Para limitar este acceso, quita la función de Agente de servicio de Transcoder de la cuenta de servicio y reemplázala por un acceso más detallado. Lleva a cabo los pasos siguientes:

Ve a la página IAM (pestaña Permisos) en la consola de Google Cloud.
Busca la cuenta de servicio con la función de Agente de servicio de Transcoder y selecciona el botón Editar.
Borra la función Agente del servicio de Transcoder de la cuenta de servicio.

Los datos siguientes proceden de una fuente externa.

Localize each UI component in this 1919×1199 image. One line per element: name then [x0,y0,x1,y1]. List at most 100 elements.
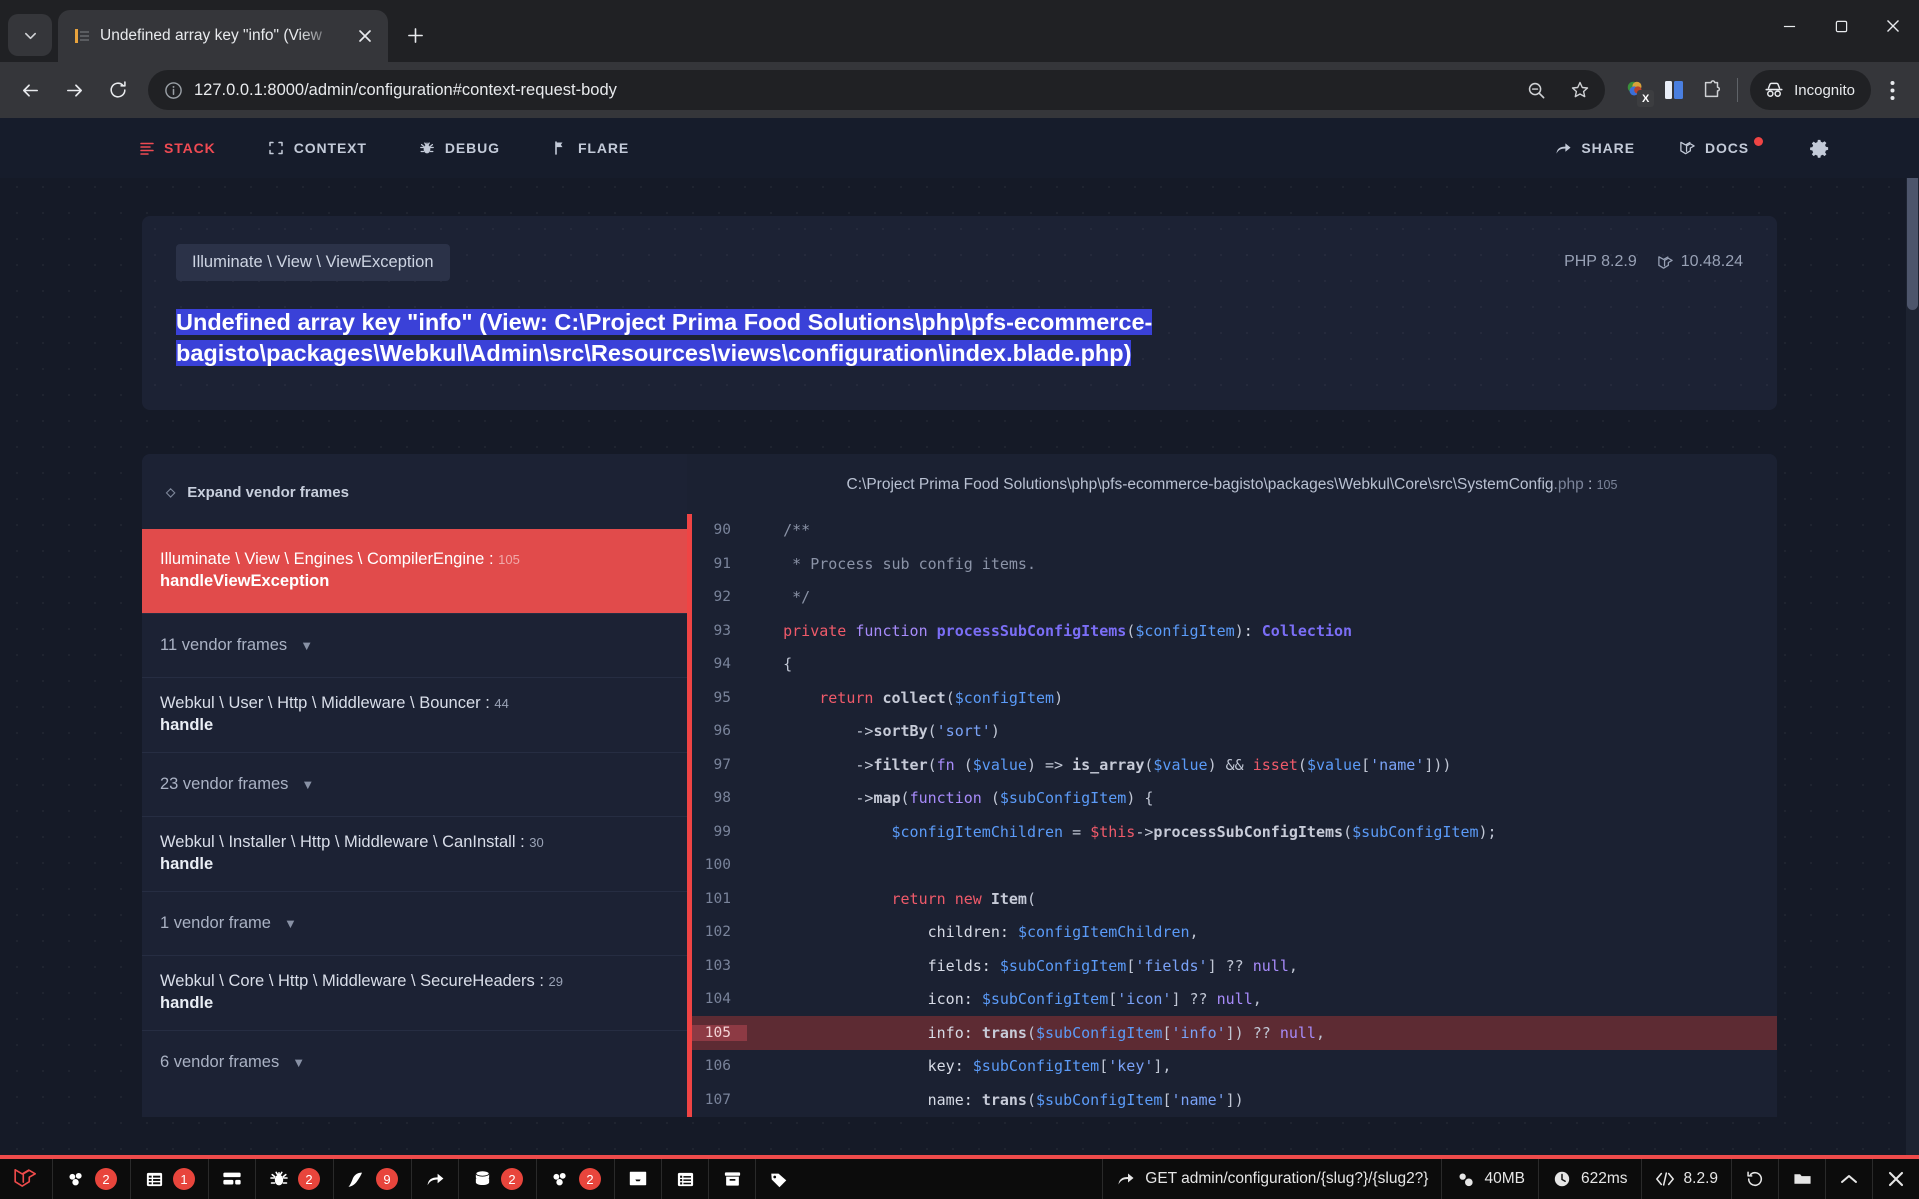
debugbar-items: 2 1 2 9 2 2 [52,1159,802,1199]
debugbar-item-database[interactable]: 2 [458,1159,536,1199]
debugbar-badge: 2 [501,1168,523,1190]
debugbar-item-view[interactable] [208,1159,255,1199]
stack-frame[interactable]: Webkul \ User \ Http \ Middleware \ Boun… [142,676,687,752]
new-tab-button[interactable] [396,16,434,54]
debugbar-open-button[interactable] [1778,1159,1825,1199]
cache-icon [722,1169,742,1189]
stack-frame-active[interactable]: Illuminate \ View \ Engines \ CompilerEn… [142,528,687,613]
reload-button[interactable] [98,70,138,110]
browser-toolbar: 127.0.0.1:8000/admin/configuration#conte… [0,62,1919,118]
nav-tab-debug[interactable]: DEBUG [419,140,500,157]
window-maximize-button[interactable] [1815,0,1867,52]
debugbar-item-tag[interactable] [755,1159,802,1199]
code-line-source: /** [783,521,811,540]
code-lines[interactable]: 90 /** 91 * Process sub config items. 92 *… [687,513,1777,1117]
extensions-puzzle-icon[interactable] [1699,77,1725,103]
vendor-frames-toggle[interactable]: 1 vendor frame ▼ [142,890,687,955]
debugbar-close-button[interactable] [1872,1159,1919,1199]
forward-button[interactable] [54,70,94,110]
code-line: 104 icon: $subConfigItem['icon'] ?? null… [687,983,1777,1017]
code-icon [1655,1169,1675,1189]
tab-search-button[interactable] [8,14,52,56]
frame-class: Webkul \ Core \ Http \ Middleware \ Secu… [160,971,564,990]
error-rail [687,513,692,1117]
chevron-down-icon: ▼ [301,776,315,792]
zoom-out-icon[interactable] [1519,73,1553,107]
bookmark-star-icon[interactable] [1563,73,1597,107]
exception-header: Illuminate \ View \ ViewException PHP 8.… [176,244,1743,281]
tab-close-button[interactable] [352,23,378,49]
context-icon [268,140,285,157]
extension-colorpicker-icon[interactable]: X [1623,77,1655,107]
laravel-logo-icon[interactable] [0,1166,52,1192]
address-bar[interactable]: 127.0.0.1:8000/admin/configuration#conte… [148,70,1606,110]
stack-frame[interactable]: Webkul \ Installer \ Http \ Middleware \… [142,815,687,891]
code-line-source: name: trans($subConfigItem['name']) [927,1090,1244,1109]
code-line: 90 /** [687,514,1777,548]
debugbar-badge: 9 [376,1168,398,1190]
debugbar-item-redirect[interactable] [411,1159,458,1199]
nav-tab-flare-label: FLARE [577,140,630,156]
debugbar-item-list[interactable] [661,1159,708,1199]
tag-icon [769,1169,789,1189]
close-icon [359,30,371,42]
debugbar-item-mail[interactable] [614,1159,661,1199]
back-button[interactable] [10,70,50,110]
debugbar-item-table[interactable]: 1 [130,1159,208,1199]
debugbar-route[interactable]: GET admin/configuration/{slug?}/{slug2?} [1102,1159,1441,1199]
flare-navigation: STACK CONTEXT DEBUG FLARE SHARE DOCS [0,118,1919,178]
flare-error-page: STACK CONTEXT DEBUG FLARE SHARE DOCS Ill… [0,118,1919,1155]
code-line-number: 95 [713,689,731,706]
debugbar-item-models[interactable]: 2 [536,1159,614,1199]
debugbar-item-bug[interactable]: 2 [255,1159,333,1199]
debugbar-collapse-button[interactable] [1825,1159,1872,1199]
vendor-frames-toggle[interactable]: 11 vendor frames ▼ [142,612,687,677]
chrome-menu-button[interactable] [1875,70,1909,110]
browser-tab[interactable]: Undefined array key "info" (View [58,10,388,62]
flare-icon [552,140,569,157]
vendor-frames-toggle[interactable]: 23 vendor frames ▼ [142,751,687,816]
share-button[interactable]: SHARE [1555,140,1635,157]
stack-frame[interactable]: Webkul \ Core \ Http \ Middleware \ Secu… [142,954,687,1030]
code-line-number: 90 [713,522,731,539]
frame-class-text: Illuminate \ View \ Engines \ CompilerEn… [160,549,485,568]
debugbar-php[interactable]: 8.2.9 [1640,1159,1731,1199]
debugbar-history-button[interactable] [1731,1159,1778,1199]
window-close-button[interactable] [1867,0,1919,52]
docs-button[interactable]: DOCS [1679,137,1763,157]
debugbar-route-label: GET admin/configuration/{slug?}/{slug2?} [1145,1170,1429,1187]
debugbar-item-cache[interactable] [708,1159,755,1199]
debugbar-right: GET admin/configuration/{slug?}/{slug2?}… [1102,1159,1919,1199]
code-line: 98 ->map(function ($subConfigItem) { [687,782,1777,816]
nav-tab-stack[interactable]: STACK [138,140,216,157]
code-line: 96 ->sortBy('sort') [687,715,1777,749]
code-line: 91 * Process sub config items. [687,547,1777,581]
debugbar-time[interactable]: 622ms [1537,1159,1641,1199]
window-minimize-button[interactable] [1763,0,1815,52]
debugbar-badge: 2 [298,1168,320,1190]
vendor-frames-label: 23 vendor frames [160,774,289,793]
expand-vendor-frames-button[interactable]: ◇ Expand vendor frames [160,480,355,505]
debugbar-item-messages[interactable]: 2 [52,1159,130,1199]
share-icon [1555,140,1572,157]
reload-icon [110,81,126,98]
settings-button[interactable] [1807,136,1831,160]
frame-method: handleViewException [160,571,330,590]
flare-nav-left: STACK CONTEXT DEBUG FLARE [138,140,629,157]
vendor-frames-toggle[interactable]: 6 vendor frames ▼ [142,1029,687,1094]
models-icon [550,1169,570,1189]
nav-tab-flare[interactable]: FLARE [552,140,629,157]
incognito-indicator[interactable]: Incognito [1750,70,1871,110]
debugbar-memory[interactable]: 40MB [1441,1159,1538,1199]
code-line-source: children: $configItemChildren, [927,923,1199,942]
code-line-error: 105 info: trans($subConfigItem['info']) … [687,1016,1777,1050]
debugbar-item-route[interactable]: 9 [333,1159,411,1199]
site-info-icon[interactable] [162,79,184,101]
code-line-number: 101 [704,890,731,907]
arrow-left-icon [22,83,38,97]
extension-reader-icon[interactable] [1661,77,1687,103]
view-icon [222,1169,242,1189]
code-line: 101 return new Item( [687,882,1777,916]
frame-line: 105 [498,551,520,567]
nav-tab-context[interactable]: CONTEXT [268,140,367,157]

Otorga acceso a la cuenta de servicio para cada bucket individual de Cloud Storage:
1. Ir a la página del navegador de Cloud Storage
2. Haz clic en un bucket.
3. Selecciona la pestaña Permisos.
4. Haz clic en Agregar.
5. En el cuadro Principales nuevas, escribe el nombre de la cuenta de servicio.
6. En Rol, selecciona Administrador de objetos de almacenamiento.
7. Haz clic en Guardar. La API de Transcoder ahora tiene acceso al bucket.
Otorga acceso a la cuenta de servicio para cualquier tema de Pub/Sub configurado (opcional):
1. Ir a la página de temas de Pub/Sub
2. Haz clic en un tema.
3. Selecciona la pestaña Permisos.
4. Haz clic en Agregar principal.
5. En el cuadro Principales nuevas, escribe el nombre de la cuenta de servicio.
6. En Función, selecciona Publicador de Pub/Sub.
7. Haz clic en Guardar. La API de Transcoder ahora tiene acceso al tema.